School of Health Sciences, University of East Anglia Ringgold Standard Institution, Norwich, Norfolk, UK.
Age Ageing. 2016 Sep;45(5):652-61. doi: 10.1093/ageing/afw091. Epub 2016 May 20.
delirium is a distressing but potentially preventable condition common in older people in long-term care. It is associated with increased morbidity, mortality, functional decline, hospitalization and significant healthcare costs. Multicomponent interventions, addressing delirium risk factors, have been shown to reduce delirium by one-third in hospitals. It is not known whether this approach is also effective in long-term care. In previous work, we designed a bespoke delirium prevention intervention, called 'Stop Delirium!' In preparation for a definitive trial of Stop Delirium, we sought to address key aspects of trial design for the particular circumstances of care homes.
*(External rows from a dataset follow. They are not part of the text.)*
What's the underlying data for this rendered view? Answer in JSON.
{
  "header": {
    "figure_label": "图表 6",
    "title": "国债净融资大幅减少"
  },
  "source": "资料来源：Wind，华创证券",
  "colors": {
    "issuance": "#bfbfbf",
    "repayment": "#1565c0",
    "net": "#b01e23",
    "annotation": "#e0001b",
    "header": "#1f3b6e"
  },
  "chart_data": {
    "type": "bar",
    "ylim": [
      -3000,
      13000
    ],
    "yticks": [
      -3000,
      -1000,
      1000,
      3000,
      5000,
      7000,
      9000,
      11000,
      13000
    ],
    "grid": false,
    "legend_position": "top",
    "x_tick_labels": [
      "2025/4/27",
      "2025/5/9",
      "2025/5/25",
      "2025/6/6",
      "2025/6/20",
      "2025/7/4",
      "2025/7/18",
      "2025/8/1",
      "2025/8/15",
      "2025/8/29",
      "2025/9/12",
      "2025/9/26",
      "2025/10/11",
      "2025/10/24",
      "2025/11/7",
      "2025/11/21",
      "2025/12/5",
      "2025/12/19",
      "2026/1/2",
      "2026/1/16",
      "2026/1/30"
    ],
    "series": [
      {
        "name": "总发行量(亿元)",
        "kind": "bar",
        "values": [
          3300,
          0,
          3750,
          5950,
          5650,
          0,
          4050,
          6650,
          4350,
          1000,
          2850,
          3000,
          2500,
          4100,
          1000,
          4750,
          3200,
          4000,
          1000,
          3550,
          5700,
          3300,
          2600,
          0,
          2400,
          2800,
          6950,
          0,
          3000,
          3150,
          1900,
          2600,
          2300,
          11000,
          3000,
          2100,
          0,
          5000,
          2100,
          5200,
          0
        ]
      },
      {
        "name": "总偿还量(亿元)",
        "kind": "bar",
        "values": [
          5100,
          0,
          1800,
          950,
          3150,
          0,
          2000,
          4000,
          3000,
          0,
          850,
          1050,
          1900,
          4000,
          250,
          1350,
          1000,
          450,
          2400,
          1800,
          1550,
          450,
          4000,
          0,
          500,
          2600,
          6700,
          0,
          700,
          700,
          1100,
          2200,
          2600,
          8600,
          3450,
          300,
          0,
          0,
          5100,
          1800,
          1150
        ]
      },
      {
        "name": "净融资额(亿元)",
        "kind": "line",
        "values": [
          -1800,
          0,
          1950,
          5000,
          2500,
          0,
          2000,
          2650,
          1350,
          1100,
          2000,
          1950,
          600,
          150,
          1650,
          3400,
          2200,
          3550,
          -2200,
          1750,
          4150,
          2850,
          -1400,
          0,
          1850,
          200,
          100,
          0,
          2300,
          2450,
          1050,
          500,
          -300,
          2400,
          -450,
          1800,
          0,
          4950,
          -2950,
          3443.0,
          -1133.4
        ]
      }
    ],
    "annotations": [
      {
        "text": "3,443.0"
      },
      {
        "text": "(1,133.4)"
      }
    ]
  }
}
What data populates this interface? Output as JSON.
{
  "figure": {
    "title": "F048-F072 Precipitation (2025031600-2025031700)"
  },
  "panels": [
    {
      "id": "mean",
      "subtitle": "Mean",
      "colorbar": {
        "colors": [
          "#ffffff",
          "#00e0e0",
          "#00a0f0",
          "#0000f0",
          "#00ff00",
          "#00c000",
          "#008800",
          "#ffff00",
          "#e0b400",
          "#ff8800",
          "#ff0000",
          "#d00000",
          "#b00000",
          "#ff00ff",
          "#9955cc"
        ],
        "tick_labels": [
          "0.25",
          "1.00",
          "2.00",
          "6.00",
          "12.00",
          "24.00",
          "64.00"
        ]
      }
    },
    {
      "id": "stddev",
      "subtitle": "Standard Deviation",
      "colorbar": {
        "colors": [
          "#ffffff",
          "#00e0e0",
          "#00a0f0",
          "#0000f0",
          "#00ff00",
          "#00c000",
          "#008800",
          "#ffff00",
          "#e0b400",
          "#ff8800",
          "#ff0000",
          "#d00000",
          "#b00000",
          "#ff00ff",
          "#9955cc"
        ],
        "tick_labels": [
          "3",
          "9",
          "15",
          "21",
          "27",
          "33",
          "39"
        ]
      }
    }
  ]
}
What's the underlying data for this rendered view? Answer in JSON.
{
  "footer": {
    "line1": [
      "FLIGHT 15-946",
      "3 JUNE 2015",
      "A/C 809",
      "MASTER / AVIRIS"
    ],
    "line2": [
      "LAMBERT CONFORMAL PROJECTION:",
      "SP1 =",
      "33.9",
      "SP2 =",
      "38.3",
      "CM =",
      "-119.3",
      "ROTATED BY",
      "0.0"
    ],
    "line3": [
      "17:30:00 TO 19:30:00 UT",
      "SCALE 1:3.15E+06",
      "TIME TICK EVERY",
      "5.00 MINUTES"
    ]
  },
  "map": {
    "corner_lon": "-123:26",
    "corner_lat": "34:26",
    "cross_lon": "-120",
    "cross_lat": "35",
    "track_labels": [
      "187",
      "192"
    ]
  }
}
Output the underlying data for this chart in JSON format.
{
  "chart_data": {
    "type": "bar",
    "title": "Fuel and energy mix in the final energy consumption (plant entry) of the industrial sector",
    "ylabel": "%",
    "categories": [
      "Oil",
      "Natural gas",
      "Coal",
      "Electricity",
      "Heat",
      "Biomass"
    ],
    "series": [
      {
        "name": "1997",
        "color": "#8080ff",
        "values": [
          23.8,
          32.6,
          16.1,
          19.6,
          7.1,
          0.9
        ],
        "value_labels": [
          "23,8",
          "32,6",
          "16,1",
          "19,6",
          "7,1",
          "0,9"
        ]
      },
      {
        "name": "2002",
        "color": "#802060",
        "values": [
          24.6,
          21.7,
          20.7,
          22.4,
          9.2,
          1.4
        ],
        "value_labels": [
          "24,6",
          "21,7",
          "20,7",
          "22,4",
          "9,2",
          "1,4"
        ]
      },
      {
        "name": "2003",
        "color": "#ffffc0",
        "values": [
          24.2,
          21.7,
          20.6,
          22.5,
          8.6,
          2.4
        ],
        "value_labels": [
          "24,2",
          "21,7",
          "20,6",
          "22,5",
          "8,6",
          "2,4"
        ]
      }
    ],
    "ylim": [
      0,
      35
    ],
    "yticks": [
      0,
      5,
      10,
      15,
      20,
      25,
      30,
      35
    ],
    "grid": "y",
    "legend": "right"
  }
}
a cluster randomized feasibility study with an embedded process evaluation.
residents of 14 care homes for older people in one metropolitan district in the UK.
Stop Delirium!: a 16-month-enhanced educational package to support care home staff to address key delirium risk factors. Control homes received usual care.
we collected data to determine the following: recruitment and attrition; delirium rates and variability between homes; feasibility of measuring delirium, resource use, quality of life, hospital admissions and falls; and intervention implementation and adherence.
two-thirds (215) of eligible care home residents were recruited. One-month delirium prevalence was 4.0% in intervention and 7.1% in control homes. Proposed outcome measurements were feasible, although our approach appeared to underestimate delirium. Health economic evaluation was feasible using routinely collected data.
a definitive trial of delirium prevention in long-term care is needed but will require some further design modifications and pilot work.
谵妄是一种令人痛苦但可能预防的状况,在长期护理的老年人中很常见。它与发病率增加、死亡率上升、功能衰退、住院治疗以及高昂的医疗费用相关。针对谵妄风险因素的多成分干预措施已被证明可使医院中的谵妄发生率降低三分之一。目前尚不清楚这种方法在长期护理中是否也有效。在之前的工作中,我们设计了一种定制的谵妄预防干预措施,称为“阻止谵妄!”。为准备对“阻止谵妄”进行确定性试验,我们试图针对养老院的特殊情况解决试验设计的关键方面。
一项包含嵌入式过程评估的整群随机可行性研究。
英国一个大都市地区14家养老院的老年人居民。
“阻止谵妄!”:一个为期16个月的强化教育包,以支持养老院工作人员应对关键的谵妄风险因素。对照养老院接受常规护理。
我们收集数据以确定以下内容:招募与损耗;谵妄发生率以及各养老院之间的差异;测量谵妄的可行性、资源使用、生活质量、住院情况和跌倒情况;以及干预措施的实施与依从性。
三分之二(215名)符合条件的养老院居民被招募。干预组养老院的1个月谵妄患病率为4.0%,对照组为7.1%。尽管我们的方法似乎低估了谵妄,但提议的结果测量是可行的。使用常规收集的数据进行健康经济评估是可行的。
需要在长期护理中对谵妄预防进行确定性试验,但这需要进一步的设计修改和试点工作。